Me preguntó si era separado.
Conversamos y dejamos que se escucharan los sonidos de la cocción en la sartén. Y el calor.
Me sorprendió pidiéndome pan viejo. Tenía. Lo cortó en cubos. Manejaba el cuchillo de cocina con energía y con lentitud. Bajó el fuego. Me miró a los ojos. Volvió a secarse, esta vez deteniéndose un poco en cada estación. Echó el pan en la sartén.
- ¿Qué te parece? – me preguntó.
- ¿Qué cosa?
- Las Carver Pot, ¿qué iba a ser? –dijo y se rió.
- Ah, bien, pero no puedo comprarlas –aclaré.
- No importa, igual tengo que seguir con la demostración hasta terminar.
Fui al cuarto de Matías, que dormía tranquilo. Pasé por el baño, volví a la cocina. El olor a cebolla predominaba sobre los otros. Leonor me sonrió. Había apagado el fuego.
- Ahora a probar –dijo.
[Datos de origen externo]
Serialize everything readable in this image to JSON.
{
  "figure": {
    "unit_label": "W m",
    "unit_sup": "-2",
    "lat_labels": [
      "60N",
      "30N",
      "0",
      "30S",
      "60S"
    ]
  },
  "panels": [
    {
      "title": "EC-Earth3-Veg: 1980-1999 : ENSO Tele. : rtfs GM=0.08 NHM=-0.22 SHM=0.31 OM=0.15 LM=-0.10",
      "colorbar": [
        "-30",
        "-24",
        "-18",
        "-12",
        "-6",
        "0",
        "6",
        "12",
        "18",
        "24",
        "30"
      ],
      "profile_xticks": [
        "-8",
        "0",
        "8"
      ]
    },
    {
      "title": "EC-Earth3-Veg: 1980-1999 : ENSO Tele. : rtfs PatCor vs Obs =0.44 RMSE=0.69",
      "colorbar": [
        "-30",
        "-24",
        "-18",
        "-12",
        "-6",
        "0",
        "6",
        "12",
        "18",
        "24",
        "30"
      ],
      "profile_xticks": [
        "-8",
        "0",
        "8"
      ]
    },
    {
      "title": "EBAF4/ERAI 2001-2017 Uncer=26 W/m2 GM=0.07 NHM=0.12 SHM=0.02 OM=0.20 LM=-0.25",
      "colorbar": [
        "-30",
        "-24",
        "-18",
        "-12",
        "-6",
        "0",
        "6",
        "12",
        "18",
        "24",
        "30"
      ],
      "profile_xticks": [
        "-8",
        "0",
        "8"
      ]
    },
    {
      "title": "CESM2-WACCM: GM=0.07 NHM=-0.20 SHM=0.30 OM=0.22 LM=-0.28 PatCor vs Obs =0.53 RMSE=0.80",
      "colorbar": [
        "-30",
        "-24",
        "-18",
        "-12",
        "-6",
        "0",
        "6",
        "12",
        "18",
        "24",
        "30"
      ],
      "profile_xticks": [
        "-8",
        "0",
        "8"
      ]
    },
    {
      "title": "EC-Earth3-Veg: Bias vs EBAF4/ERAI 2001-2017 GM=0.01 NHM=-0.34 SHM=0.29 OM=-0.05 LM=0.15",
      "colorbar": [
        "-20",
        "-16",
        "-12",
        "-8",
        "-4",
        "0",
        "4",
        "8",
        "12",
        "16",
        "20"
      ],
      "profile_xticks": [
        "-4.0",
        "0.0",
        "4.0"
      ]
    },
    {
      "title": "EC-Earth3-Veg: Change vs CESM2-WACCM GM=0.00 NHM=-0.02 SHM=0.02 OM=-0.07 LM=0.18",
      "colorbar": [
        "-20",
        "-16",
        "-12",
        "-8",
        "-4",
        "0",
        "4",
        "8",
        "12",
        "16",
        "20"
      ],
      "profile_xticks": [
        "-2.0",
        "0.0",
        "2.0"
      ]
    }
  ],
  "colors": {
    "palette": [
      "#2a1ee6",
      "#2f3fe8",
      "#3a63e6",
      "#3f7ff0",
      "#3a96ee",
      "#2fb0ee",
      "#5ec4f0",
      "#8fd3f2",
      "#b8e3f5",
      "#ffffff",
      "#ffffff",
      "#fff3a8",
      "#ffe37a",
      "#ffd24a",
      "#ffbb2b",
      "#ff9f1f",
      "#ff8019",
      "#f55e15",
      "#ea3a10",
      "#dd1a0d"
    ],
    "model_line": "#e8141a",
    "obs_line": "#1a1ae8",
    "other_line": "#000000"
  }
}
Metió el cucharón en la sartén y sacó algunos pedazos de pan, champiñones y cebolla. – ¿Te animás? –dijo y extendió el cucharón hacia donde me encontraba parado. Di un paso y al mismo tiempo ella acercó el cucharón a su cara. Quedamos ahí nomás, nos miramos, sonreímos, le miré la boca y ella me interceptó la intención con el cucharón que chorreaba. Probé un sorbo.
- Cuidado, no te quemes –me avisó- ¿Y, qué tal?
- Impresionante –dije disimulando el esfuerzo que hice al tragar.
Volví a acortar distancias y llegué junto a su boca. Sonó el teléfono. Pensé en dejarlo sonar pero me dio miedo que Matías se despertara. Levanté el tubo. Era Paola desde Córdoba. Me dijo que había pasado lo peor.